Resilient Baseband Processing in Virtualized RANs with Slingshot
- Nikita Lazarev ,
- Tao Ji ,
- Anuj Kalia ,
- Daehyeok Kim ,
- Ilias Marinos ,
- Francis Y. Yan ,
- Christina Delimitrou ,
- Zhiru Zhang ,
- Aditya Akella
ACM Special Interest Group on Data Communication Conference (SIGCOMM ’23) |
In cellular networks, there is a growing adoption of virtualized radio access networks (vRANs), where operators are replacing the traditional specialized hardware for RAN processing with software running on commodity servers. Today’s vRAN deployments lack resilience, since there is no support for vRAN failover or upgrades without long service interruptions. Enabling these features for vRANs is challenging because of their strict real-time latency requirements and black-box nature. Slingshot is a new system that transparently provides resilience for the vRAN’s most performance-critical layer: the physical layer (PHY). We design new techniques for realtime workload migration with fast RAN protocol middleboxes, and realtime RAN failure detection.
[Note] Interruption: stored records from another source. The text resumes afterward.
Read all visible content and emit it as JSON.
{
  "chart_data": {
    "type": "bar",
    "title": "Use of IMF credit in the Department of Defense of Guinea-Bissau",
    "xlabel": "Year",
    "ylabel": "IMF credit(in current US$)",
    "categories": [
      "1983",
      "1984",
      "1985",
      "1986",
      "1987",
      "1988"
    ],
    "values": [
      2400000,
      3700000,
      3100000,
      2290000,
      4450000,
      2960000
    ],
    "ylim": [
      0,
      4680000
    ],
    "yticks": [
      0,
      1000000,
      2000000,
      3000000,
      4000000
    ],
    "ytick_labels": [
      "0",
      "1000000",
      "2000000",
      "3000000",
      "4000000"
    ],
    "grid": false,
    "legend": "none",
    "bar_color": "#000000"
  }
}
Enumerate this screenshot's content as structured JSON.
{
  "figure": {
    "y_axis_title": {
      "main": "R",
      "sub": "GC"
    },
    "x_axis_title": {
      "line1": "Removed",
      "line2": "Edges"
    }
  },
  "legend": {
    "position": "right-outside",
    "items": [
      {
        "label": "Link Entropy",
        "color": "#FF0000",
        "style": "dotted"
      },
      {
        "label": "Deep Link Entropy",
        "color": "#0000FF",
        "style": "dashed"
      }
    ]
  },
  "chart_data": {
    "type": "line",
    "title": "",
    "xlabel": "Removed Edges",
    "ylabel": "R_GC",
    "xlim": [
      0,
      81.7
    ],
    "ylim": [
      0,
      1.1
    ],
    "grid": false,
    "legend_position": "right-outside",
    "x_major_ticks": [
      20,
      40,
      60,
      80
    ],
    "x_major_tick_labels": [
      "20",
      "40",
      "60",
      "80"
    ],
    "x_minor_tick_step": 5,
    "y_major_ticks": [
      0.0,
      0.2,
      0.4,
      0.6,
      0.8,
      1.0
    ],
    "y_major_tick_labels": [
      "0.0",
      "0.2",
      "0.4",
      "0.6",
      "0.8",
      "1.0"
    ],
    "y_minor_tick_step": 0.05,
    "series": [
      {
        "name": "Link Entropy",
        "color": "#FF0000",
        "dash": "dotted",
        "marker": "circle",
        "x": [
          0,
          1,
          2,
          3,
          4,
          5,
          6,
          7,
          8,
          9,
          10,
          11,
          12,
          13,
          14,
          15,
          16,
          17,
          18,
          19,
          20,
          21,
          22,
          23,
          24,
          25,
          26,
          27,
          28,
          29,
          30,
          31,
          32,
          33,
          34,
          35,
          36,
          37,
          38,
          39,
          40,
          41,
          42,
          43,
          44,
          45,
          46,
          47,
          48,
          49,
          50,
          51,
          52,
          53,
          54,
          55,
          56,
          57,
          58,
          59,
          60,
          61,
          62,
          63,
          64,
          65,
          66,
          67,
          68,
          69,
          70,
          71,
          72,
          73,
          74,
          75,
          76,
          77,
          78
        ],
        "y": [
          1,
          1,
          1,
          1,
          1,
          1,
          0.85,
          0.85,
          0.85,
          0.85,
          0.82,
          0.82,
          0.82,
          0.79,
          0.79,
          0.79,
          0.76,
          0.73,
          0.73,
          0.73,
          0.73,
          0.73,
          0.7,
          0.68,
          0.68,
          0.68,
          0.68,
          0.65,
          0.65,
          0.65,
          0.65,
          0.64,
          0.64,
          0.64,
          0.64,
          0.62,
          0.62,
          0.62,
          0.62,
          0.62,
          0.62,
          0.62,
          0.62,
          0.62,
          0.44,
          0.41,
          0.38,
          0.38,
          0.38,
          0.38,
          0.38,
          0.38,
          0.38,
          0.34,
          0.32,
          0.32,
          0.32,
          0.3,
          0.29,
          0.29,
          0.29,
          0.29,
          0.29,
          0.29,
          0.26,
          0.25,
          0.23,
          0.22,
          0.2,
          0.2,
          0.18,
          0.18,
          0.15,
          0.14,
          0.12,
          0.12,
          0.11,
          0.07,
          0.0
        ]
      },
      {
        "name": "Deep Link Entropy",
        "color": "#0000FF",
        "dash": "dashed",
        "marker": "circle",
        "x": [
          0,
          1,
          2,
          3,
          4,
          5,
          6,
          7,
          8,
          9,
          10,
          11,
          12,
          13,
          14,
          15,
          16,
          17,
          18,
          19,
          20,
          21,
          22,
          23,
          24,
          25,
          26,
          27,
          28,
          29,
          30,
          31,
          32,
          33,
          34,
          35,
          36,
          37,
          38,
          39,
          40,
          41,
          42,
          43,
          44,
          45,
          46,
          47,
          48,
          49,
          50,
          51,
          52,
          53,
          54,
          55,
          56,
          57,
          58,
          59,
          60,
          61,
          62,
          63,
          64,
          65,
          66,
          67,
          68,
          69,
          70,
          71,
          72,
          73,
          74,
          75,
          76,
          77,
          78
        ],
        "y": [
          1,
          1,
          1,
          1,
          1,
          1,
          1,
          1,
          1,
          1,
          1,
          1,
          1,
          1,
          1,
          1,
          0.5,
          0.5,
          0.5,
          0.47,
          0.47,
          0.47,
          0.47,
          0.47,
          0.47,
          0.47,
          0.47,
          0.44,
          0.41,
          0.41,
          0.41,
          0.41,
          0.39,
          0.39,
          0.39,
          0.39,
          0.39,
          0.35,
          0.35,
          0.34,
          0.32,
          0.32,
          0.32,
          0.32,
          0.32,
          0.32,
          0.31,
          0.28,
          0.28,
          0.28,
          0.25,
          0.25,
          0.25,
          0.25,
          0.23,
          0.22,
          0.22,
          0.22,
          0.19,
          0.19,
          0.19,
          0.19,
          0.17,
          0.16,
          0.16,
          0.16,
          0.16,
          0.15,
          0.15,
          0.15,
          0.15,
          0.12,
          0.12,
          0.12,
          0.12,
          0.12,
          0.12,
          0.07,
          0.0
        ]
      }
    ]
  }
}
A key insight in our design is to view the transient disruptions from resilience events to RAN computation state and I/O similarly to regular wireless signal impairments, and leverage the inherent resilience of cellular networks to these events. Experiments with a state-of-the-art 5G vRAN testbed show that Slingshot handles PHY failover with no disruption to video conferencing, and under 110 ms of disruption to a TCP connection, and it also enables zero-downtime upgrades.